UnitedHealthcare will cease Descovy coverage in September, but generic Truvada will be covered at no out-of-pocket cost.

A major health insurer has notified policy holders that it will no longer cover Gilead Sciences’ drug Descovy for pre-exposure prophylaxis, or PrEP, and will instead require them to switch to Truvada, starting September 1.

UnitedHealthcare sent the notice to members July 31, MedCity News reports. Descovy and Truvada are both made by Gilead, but Descovy, a newer drug, has been shown to have fewer side effects. The Minnesota-based insurer also noted that a generic version of Truvada will be available September 30, and it will be covered with no out-of-pocket cost.

It will make exceptions for Descovy coverage if plan members get prior authorization, but there may be some increase in cost, the notice said.

The move may affect Gilead’s bottom line. The drugmaker had reported that Descovy sales rose from $700 million in the first half of 2019 to $875 million in the same period this year, all due to U.S. sales for use as PrEP after the drug was approved for that purpose last October. The increase helped make up for decreases in other sales in the second quarter of 2020, Gilead reported.
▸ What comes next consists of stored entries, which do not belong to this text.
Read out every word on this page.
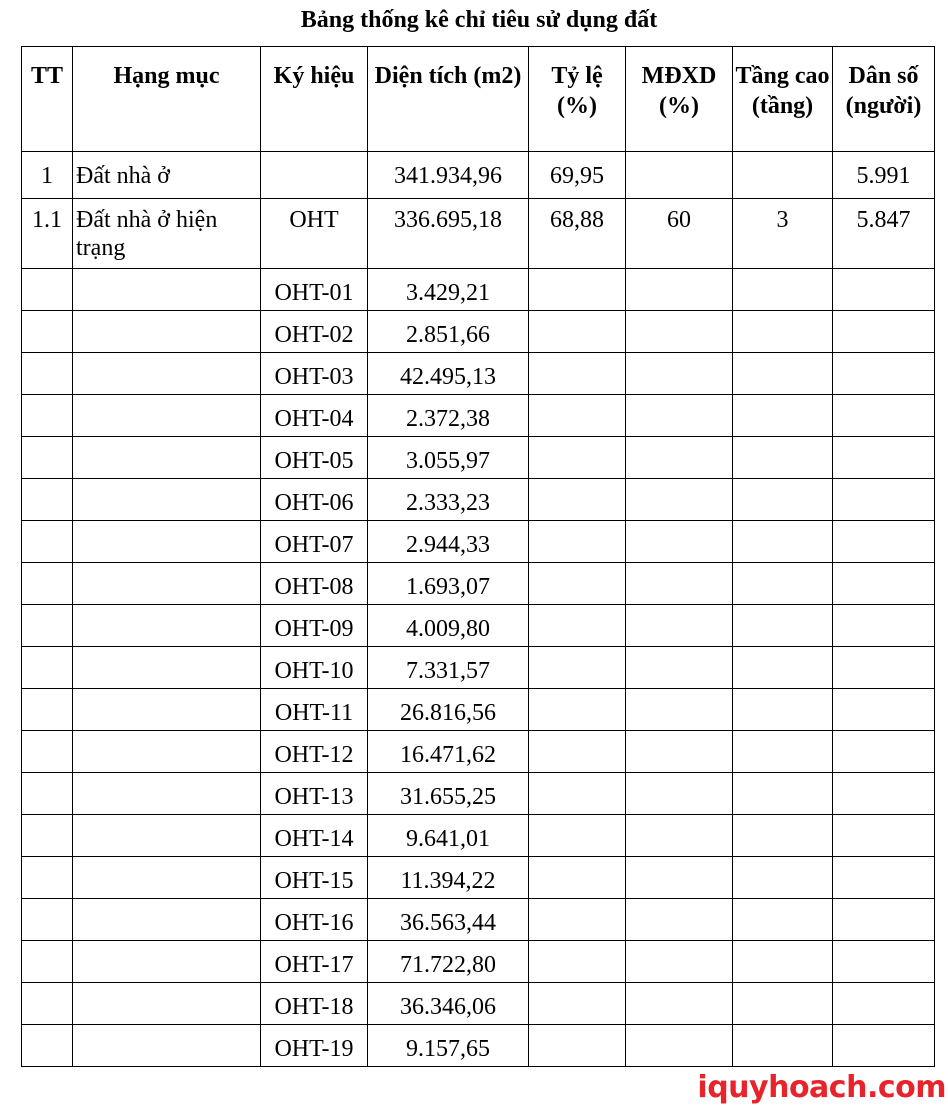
Bảng thống kê chỉ tiêu sử dụng đất
TT	Hạng mục	Ký hiệu	Diện tích (m2)	Tỷ lệ (%)	MĐXD (%)	Tầng cao (tầng)	Dân số (người)
1	Đất nhà ở		341.934,96	69,95			5.991
1.1	Đất nhà ở hiện trạng	OHT	336.695,18	68,88	60	3	5.847
		OHT-01	3.429,21				
		OHT-02	2.851,66				
		OHT-03	42.495,13				
		OHT-04	2.372,38				
		OHT-05	3.055,97				
		OHT-06	2.333,23				
		OHT-07	2.944,33				
		OHT-08	1.693,07				
		OHT-09	4.009,80				
		OHT-10	7.331,57				
		OHT-11	26.816,56				
		OHT-12	16.471,62				
		OHT-13	31.655,25				
		OHT-14	9.641,01				
		OHT-15	11.394,22				
		OHT-16	36.563,44				
		OHT-17	71.722,80				
		OHT-18	36.346,06				
		OHT-19	9.157,65				
iquyhoach.com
Gilead officials told MedCity News they do not comment on specific arrangements with insurers but released this statement: “Attempts to reverse or interfere with decisions already made by patients and providers may further complicate an individual’s decision to use PrEP and jeopardize ongoing efforts to curb new HIV infections and end the epidemic.”

However, a doctor told the site that the action may result in wider use of PrEP, given that there will be no out-of-pocket cost for generic Truvada. “If I had to make a choice, and I had a bucket of money to spend to prevent HIV in the United States, and I’m the New York City health department or New York Medicaid or any other struggling healthcare payer, I think that from a population perspective, offering more people a lower-cost drug at zero cost sharing is a trade-off I’d be willing to make for this change,” said Dr. Mark Fendrick, director of the University of Michigan’s Center for Value-Based Insurance Design.

He added, however, that “there will be some people, because the drugs are not identical, who will not have desired outcomes that they would have achieved on the branded drug.”